Der Ingeborg-Drewitz-Literaturpreis für Gefangene, begründet 1988 und benannt nach der am nachdrücklichsten für die Belange von Inhaftierten eintretenden deutschen Schriftstellerin Ingeborg Drewitz, hat das Ziel, die Gefangenen zu authentischen Texten anzuspornen und diese Gefangenenliteratur der Öffentlichkeit zugänglich zu machen. Der Literaturpreis wird bislang in einem Drei- bis Vier-Jahre-Turnus vergeben und ist bei der Textsorte weitgehend offen.

Anliegen

Die Grundidee war und ist, die Inhaftierte (und ehemalige Inhaftierte), die in der Öffentlichkeit keinerlei Lobby haben, selber zu Wort kommen zu lassen, um nicht immer über sie zu sprechen, sondern authentisch von ihnen ihre Erfahrungen mitgeteilt zu bekommen. Der Ingeborg-Drewitz-Literaturpreis, der in dieser Form deutschlandweit einzigartig ist, stellt einen ergänzenden Faktor im deutschen Kulturleben dar. Dies zeigt sich auch darin, dass bei den vergangenen Ausschreibungen unter anderem Martin Walser, George Tabori, Luise Rinser, Friedrich Magirius, (Superintendent in Leipzig und Pfarrer der dortigen Nicolaikirche) sowie der damalige Kultusminister des Landes Nordrhein-Westfalen, Hans Schwier, als Schirmherren gewonnen werden konnten. Schirmherr im Jahre 2008 war der Kommentator der Strafvollzugsgesetzes, Heinz Müller-Dietz, 2011 übernahm diese Funktion der Bildhauer Siegfried Neuenhausen, 2015 der Schriftsteller (und Ex-Gefangene) Peter Zingler, 2018 der Rechtsanwalt (und Ex-Strafanstaltsleiter) Thomas Galli.

Strukturen

Aus den zahlreichen Einsendungen wählt die Jury die qualitativ gelungensten und eindrucksvollsten Texte (Gedichte, Erzählungen, Romanauszüge, Tagebuchaufzeichnungen, Reportagen, Briefe, Hörspiele etc.) aus.
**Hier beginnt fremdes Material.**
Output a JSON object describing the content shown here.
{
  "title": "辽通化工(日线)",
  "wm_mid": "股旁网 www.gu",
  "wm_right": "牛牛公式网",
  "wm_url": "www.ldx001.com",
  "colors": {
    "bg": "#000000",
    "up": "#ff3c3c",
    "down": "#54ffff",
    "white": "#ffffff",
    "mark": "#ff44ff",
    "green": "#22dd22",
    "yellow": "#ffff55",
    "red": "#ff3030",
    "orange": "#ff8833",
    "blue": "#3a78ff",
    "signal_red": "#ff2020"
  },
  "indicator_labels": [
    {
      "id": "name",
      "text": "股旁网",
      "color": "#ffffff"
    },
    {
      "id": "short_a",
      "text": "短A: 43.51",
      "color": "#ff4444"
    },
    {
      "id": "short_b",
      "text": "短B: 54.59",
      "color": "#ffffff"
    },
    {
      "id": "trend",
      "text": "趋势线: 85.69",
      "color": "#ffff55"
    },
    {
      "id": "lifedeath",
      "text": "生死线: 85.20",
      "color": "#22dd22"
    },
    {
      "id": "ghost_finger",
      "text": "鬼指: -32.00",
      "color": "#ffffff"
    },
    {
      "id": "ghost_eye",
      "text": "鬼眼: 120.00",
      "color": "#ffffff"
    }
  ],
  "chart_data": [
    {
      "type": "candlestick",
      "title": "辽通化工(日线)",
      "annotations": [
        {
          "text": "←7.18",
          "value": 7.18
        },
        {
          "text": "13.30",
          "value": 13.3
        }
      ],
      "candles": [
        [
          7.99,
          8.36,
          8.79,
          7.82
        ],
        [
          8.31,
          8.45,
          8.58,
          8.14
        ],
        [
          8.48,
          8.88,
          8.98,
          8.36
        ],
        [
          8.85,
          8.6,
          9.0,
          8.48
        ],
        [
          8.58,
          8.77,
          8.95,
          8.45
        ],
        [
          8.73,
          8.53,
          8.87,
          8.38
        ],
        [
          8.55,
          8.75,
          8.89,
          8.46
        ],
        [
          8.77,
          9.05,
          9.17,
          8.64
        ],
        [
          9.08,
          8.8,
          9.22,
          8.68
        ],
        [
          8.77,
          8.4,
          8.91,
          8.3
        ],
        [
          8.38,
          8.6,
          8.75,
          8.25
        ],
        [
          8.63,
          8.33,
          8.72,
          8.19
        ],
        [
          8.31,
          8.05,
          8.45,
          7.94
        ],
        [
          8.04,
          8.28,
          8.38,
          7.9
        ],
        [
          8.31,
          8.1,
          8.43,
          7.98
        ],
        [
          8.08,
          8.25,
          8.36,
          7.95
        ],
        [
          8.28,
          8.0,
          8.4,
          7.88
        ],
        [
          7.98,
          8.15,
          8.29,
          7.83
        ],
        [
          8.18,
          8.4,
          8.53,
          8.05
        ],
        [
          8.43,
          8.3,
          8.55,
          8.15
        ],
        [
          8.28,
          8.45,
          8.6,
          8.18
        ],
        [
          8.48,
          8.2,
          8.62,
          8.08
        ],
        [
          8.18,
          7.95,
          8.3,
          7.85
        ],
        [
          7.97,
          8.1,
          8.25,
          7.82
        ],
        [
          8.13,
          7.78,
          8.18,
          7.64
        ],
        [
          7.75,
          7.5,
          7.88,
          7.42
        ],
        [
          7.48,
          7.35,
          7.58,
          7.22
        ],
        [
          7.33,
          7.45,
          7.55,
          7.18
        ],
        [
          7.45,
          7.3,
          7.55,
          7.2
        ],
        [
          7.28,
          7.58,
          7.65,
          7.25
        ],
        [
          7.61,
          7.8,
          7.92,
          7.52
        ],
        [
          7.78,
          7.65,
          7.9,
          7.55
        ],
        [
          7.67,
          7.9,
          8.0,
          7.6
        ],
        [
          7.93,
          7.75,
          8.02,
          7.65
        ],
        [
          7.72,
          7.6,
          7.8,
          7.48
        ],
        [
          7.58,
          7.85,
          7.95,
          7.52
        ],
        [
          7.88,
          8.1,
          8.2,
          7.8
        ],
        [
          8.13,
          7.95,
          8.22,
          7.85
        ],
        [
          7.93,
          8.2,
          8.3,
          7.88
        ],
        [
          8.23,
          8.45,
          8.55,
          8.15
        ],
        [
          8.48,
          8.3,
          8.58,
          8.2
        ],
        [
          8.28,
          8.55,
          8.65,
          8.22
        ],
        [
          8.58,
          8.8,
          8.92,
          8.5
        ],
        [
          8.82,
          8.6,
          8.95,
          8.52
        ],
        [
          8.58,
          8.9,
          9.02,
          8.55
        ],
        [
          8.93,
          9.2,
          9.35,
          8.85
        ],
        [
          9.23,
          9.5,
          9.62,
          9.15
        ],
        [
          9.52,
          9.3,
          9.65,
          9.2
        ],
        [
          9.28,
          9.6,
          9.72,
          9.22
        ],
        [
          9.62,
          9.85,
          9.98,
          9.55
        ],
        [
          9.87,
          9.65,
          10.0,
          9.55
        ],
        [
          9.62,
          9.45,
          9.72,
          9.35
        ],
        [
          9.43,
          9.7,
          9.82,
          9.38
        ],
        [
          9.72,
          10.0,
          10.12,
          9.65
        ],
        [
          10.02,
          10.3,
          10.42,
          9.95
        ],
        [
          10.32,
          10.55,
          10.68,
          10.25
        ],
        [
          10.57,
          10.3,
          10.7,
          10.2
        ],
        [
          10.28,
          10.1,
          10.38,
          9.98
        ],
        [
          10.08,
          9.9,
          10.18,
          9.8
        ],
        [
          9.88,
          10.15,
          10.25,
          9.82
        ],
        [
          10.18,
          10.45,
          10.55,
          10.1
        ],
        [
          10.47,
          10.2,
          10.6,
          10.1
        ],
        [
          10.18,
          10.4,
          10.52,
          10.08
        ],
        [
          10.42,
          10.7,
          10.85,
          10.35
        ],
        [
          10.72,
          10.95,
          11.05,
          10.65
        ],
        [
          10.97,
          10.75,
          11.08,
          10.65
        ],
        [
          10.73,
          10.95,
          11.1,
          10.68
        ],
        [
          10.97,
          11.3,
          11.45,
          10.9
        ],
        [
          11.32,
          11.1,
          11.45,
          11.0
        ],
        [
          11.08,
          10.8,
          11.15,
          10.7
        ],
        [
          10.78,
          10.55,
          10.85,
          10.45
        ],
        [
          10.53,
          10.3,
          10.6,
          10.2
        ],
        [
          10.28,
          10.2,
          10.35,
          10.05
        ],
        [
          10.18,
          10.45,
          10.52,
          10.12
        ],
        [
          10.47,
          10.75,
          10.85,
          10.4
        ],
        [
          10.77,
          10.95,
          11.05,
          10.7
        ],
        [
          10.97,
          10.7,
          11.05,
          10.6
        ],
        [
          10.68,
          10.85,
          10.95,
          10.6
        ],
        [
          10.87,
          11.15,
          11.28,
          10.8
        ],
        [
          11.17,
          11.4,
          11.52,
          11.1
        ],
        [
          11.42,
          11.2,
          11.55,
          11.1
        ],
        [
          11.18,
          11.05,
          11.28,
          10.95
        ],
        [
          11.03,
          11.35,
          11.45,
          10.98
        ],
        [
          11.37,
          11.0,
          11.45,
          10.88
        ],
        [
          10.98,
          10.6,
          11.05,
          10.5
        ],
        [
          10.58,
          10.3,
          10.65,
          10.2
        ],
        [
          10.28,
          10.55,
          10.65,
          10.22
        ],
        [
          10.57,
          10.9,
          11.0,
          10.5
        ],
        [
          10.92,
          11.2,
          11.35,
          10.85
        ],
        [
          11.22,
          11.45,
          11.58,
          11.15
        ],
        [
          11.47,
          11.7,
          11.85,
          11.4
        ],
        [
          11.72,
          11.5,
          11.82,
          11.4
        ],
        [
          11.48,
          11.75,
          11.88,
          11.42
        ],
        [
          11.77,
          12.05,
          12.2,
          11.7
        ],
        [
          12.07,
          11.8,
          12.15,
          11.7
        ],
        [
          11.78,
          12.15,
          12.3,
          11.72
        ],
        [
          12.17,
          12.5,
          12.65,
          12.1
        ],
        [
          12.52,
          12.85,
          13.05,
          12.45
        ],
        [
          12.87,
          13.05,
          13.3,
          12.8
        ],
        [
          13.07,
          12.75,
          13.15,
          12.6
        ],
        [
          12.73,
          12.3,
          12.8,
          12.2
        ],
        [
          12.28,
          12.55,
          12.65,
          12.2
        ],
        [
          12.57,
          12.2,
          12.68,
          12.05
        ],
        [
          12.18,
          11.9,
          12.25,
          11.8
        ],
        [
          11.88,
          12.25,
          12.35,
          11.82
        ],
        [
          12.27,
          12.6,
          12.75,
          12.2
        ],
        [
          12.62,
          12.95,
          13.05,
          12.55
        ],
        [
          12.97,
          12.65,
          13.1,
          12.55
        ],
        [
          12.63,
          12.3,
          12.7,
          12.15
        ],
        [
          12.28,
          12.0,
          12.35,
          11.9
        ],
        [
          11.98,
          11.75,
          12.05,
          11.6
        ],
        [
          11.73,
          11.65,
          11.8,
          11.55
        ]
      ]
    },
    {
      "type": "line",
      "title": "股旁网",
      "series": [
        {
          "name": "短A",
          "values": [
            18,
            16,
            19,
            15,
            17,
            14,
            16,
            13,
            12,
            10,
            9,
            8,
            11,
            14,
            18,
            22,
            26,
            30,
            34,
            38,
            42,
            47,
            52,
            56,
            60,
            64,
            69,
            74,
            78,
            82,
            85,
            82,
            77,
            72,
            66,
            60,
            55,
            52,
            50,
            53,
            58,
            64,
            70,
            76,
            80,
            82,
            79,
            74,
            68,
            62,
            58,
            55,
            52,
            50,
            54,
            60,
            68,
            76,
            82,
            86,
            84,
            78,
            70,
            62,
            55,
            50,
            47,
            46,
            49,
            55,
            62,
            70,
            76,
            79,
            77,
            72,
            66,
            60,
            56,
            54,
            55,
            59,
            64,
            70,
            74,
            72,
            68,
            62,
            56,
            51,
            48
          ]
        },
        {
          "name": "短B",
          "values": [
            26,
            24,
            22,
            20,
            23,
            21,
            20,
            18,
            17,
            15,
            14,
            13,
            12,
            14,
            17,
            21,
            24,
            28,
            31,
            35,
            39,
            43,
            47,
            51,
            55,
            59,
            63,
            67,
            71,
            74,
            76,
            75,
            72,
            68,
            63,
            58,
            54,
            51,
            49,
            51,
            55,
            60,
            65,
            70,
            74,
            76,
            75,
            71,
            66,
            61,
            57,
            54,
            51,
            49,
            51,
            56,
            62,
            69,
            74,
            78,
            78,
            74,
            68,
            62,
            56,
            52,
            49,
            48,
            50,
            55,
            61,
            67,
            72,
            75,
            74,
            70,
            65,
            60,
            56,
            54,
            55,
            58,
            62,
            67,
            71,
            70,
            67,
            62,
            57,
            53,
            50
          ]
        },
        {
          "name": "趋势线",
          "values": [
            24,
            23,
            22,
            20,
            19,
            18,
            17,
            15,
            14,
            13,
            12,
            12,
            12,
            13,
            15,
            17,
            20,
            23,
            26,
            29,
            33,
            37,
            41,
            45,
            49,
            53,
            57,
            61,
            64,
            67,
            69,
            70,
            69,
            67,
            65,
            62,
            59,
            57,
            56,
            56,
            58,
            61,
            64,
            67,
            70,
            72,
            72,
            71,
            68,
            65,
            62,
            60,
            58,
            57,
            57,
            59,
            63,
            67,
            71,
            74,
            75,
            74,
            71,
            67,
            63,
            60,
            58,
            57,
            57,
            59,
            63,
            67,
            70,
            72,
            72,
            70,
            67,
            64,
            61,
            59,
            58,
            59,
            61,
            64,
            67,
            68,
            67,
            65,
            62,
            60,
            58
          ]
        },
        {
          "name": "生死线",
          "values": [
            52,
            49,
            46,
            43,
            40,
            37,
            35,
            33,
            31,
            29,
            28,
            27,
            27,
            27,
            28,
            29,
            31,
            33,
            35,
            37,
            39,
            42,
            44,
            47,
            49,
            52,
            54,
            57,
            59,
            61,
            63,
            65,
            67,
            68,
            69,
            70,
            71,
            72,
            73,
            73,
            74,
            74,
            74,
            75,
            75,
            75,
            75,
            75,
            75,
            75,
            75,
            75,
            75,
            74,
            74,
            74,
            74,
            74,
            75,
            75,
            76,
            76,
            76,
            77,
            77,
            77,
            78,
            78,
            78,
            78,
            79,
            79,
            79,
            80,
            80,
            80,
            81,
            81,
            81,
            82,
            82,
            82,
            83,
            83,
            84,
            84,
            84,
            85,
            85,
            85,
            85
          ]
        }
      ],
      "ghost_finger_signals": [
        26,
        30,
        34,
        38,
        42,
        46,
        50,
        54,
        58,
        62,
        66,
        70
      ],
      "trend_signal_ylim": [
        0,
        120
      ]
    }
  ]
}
Die ausgezeichneten Beiträge werden anschließend in einer Anthologie veröffentlicht. Die Jury besteht aus sechs Juroren. Zur Grundidee des Preises gehört die paritätische Zusammensetzung der Jury aus (teilweise ehemaligen) Gefangenen und Nicht-Gefangenen. Bei letzteren wird zumeist versucht, Persönlichkeiten aus den Bereichen Literaturkritik, Journalismus oder Kriminologie zu gewinnen. Ebenfalls zur Jury gehört von Anfang an der Initiator des Preises, der Germanist Helmut H. Koch.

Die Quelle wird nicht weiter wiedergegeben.